At the meeting, Louis too had some kind of religious experience. He was deeply affected by the thought that Jesus loved him and forgave him. In fact, after he experienced it, he decided that he did not want to be consumed by his alcoholism anymore. And he realized that the only way to be freed from his oppressive nightmares, was to forgive his Japanese tormentors. Which he did. And in his own words in a 2015 interview, he said

“The night I made my decision for Christ, I haven’t had a nightmare– 1949 til now!”

He continues “That is some kind of a miracle.” In fact, in 1950, Louie Zamperini travelled back to Japan, to meet his prison guards and tormentors …not to tell them how much he resented them,not to boast about how they couldn’t destroy him, not to pretend that nothing happened, but to tell them that he had forgiven them. To tell them that he had forgiven them.

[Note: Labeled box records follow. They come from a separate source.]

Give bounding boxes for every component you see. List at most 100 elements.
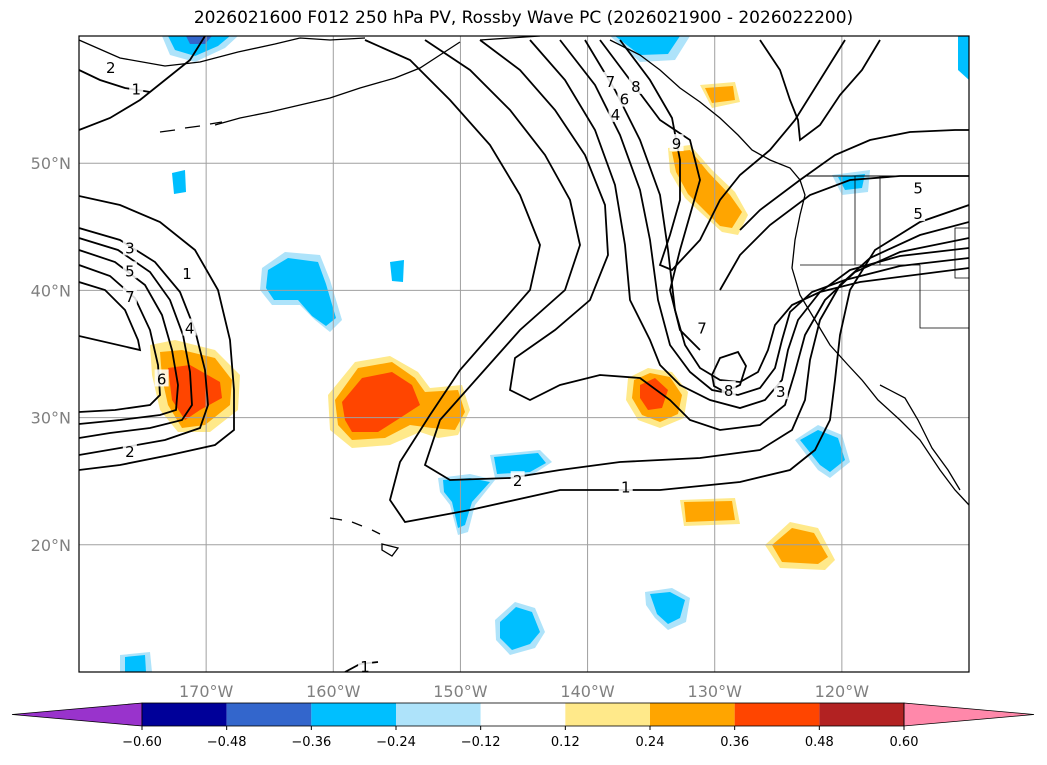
contour-west-5 (79, 264, 161, 413)
contour-label-bg (103, 57, 118, 75)
contour-label: 1 (131, 80, 141, 98)
colorbar-segment (396, 703, 481, 726)
contour-label: 1 (360, 658, 370, 676)
negative-anomaly-baja-core (800, 430, 845, 472)
lon-label: 150°W (433, 682, 488, 701)
contour-main-1 (364, 39, 969, 523)
colorbar-extend-high (903, 702, 1035, 727)
negative-anomaly-south2-core (500, 607, 540, 650)
contour-west-2 (79, 227, 209, 456)
contour-main-6 (584, 39, 969, 383)
alaska-peninsula (214, 41, 461, 126)
contour-label: 3 (125, 239, 135, 257)
contour-label-bg (695, 318, 709, 336)
contour-label-bg (603, 71, 618, 89)
contour-label: 2 (125, 443, 135, 461)
colorbar-extend-low (11, 702, 143, 727)
lon-label: 160°W (306, 682, 361, 701)
colorbar-tick-label: 0.24 (636, 735, 665, 750)
contour-label: 9 (672, 135, 682, 153)
lat-label: 50°N (31, 154, 71, 173)
gridlines (79, 36, 969, 672)
colorbar-tick-label: −0.48 (207, 735, 247, 750)
negative-anomaly-north-max (186, 36, 212, 44)
alaska-coast (79, 36, 541, 67)
contour-label-bg (911, 204, 926, 222)
contour-label-bg (911, 178, 926, 196)
positive-anomaly-coast-core (672, 150, 742, 228)
contour-label: 7 (606, 73, 616, 91)
contour-label: 5 (125, 262, 135, 280)
contour-label: 7 (125, 288, 135, 306)
state-borders (800, 176, 969, 329)
contour-label: 6 (620, 91, 630, 109)
contour-label: 2 (513, 472, 523, 490)
negative-anomaly-south-central-core (494, 453, 546, 474)
longitude-labels: 170°W 160°W 150°W 140°W 130°W 120°W (179, 682, 869, 701)
contour-label: 8 (631, 78, 641, 96)
negative-anomaly-ne2 (958, 36, 969, 80)
contour-label: 7 (697, 320, 707, 338)
contour-north-3 (759, 39, 881, 142)
contour-label-bg (510, 471, 525, 489)
contour-label: 2 (106, 59, 116, 77)
colorbar-segment (480, 703, 566, 726)
contour-label-bg (618, 477, 633, 495)
colorbar-tick-label: 0.60 (890, 735, 919, 750)
lat-label: 40°N (31, 281, 71, 300)
contour-label-bg (122, 441, 137, 459)
map-frame (78, 35, 970, 673)
positive-anomaly-central-max (342, 372, 420, 432)
map-title: 2026021600 F012 250 hPa PV, Rossby Wave … (193, 8, 854, 28)
lon-label: 140°W (560, 682, 615, 701)
contour-label-bg (154, 369, 169, 387)
contour-label-bg (608, 104, 623, 122)
colorbar-segment (226, 703, 312, 726)
contour-label-bg (180, 263, 195, 281)
colorbar-segment (734, 703, 820, 726)
contour-label: 1 (182, 265, 192, 283)
lon-label: 130°W (688, 682, 743, 701)
coastlines (79, 36, 969, 557)
negative-anomaly-south1-core (650, 592, 685, 624)
colorbar-tick-label: −0.60 (122, 735, 162, 750)
contour-nw (79, 36, 206, 131)
colorbar-outline (141, 702, 905, 727)
contour-label-bg (358, 656, 373, 672)
lon-label: 120°W (815, 682, 870, 701)
contour-label: 4 (185, 320, 195, 338)
colorbar-tick-label: −0.36 (291, 735, 331, 750)
colorbar-tick-label: 0.48 (805, 735, 834, 750)
positive-anomaly-south2-core (772, 528, 828, 564)
contour-inner-8 (711, 350, 747, 394)
contour-label: 5 (913, 205, 923, 223)
colorbar-tick-label: −0.24 (376, 735, 416, 750)
contour-label-bg (721, 380, 736, 398)
negative-anomaly-ne-core (615, 36, 680, 55)
baja-coast (879, 384, 961, 491)
contour-label-bg (129, 79, 144, 97)
contour-label-bg (122, 261, 137, 279)
colorbar-segment (650, 703, 735, 726)
contour-main-3 (479, 39, 969, 431)
contour-east-2 (719, 175, 969, 291)
negative-anomaly-sw-core (125, 655, 146, 672)
hawaii (329, 517, 400, 557)
contour-label-bg (669, 134, 684, 152)
contour-label: 1 (621, 479, 631, 497)
contour-label: 8 (724, 382, 734, 400)
colorbar-segment (565, 703, 650, 726)
contour-label: 4 (611, 106, 621, 124)
colorbar-segment (142, 703, 227, 726)
lat-label: 30°N (31, 409, 71, 428)
positive-anomaly-alaska-core (705, 86, 735, 103)
contour-east-1 (739, 129, 969, 231)
contour-label: 6 (157, 370, 167, 388)
positive-anomaly-west-max (168, 365, 222, 420)
colorbar-tick-label: 0.36 (720, 735, 749, 750)
contour-west-6 (79, 281, 142, 352)
lat-label: 20°N (31, 536, 71, 555)
pv-anomaly-fills (120, 36, 969, 672)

Louis Zamperini had met truth and love in Christ at that Christian meeting and the only thing he had to tell to his tormentors was both truth and love,that he forgave them.
He was free from having to choose between truth or love. He just told them that he had forgiven them and somehow that statement admitted both that he was hurt, and that somehow they were still loved. And for you and I to become people who are not constantly swinging from one extreme to another, who can become transformed to speak the truth in love, we too need Jesus Christ, the Son of God. We need Jesus so that we know what truth really is. We need Jesus to show us what real love is. We need Jesus to tell us the truth of how much God really loves us. We need Jesus to show us what real love is, in his sacrifice on the cross for our sins.

If Jesus is truth and Jesus has overcome death in the resurrection, then we never have to fear that the truth is at stake. Rather, we can point people to Jesus, who will bring about the truth in their lives. It might have a different schedule, but it will be a better schedule. If Jesus is love, then we do not have to anxiously protect and affirm any and every pursuit of happiness.

Jesus is love. All of our happiness, fulfilment, meaning, purpose, yes, even eternal life, is ultimately found in him. Therefore, pointing people to Jesus is the most loving thing to do.
Knowing Jesus is knowing truth. Knowing Jesus is knowing love. And we need Jesus to be truth and love for us, so that we can be witnesses of Jesus’ truth and love to those around us.
I speak to you in the name of Jesus Christ, who is our truth and love. Amen.

Sermon was preached by John Sundara at St. Matthew’s Riverdale on the Fourth Sunday after the Epiphany, January 31st, 2016.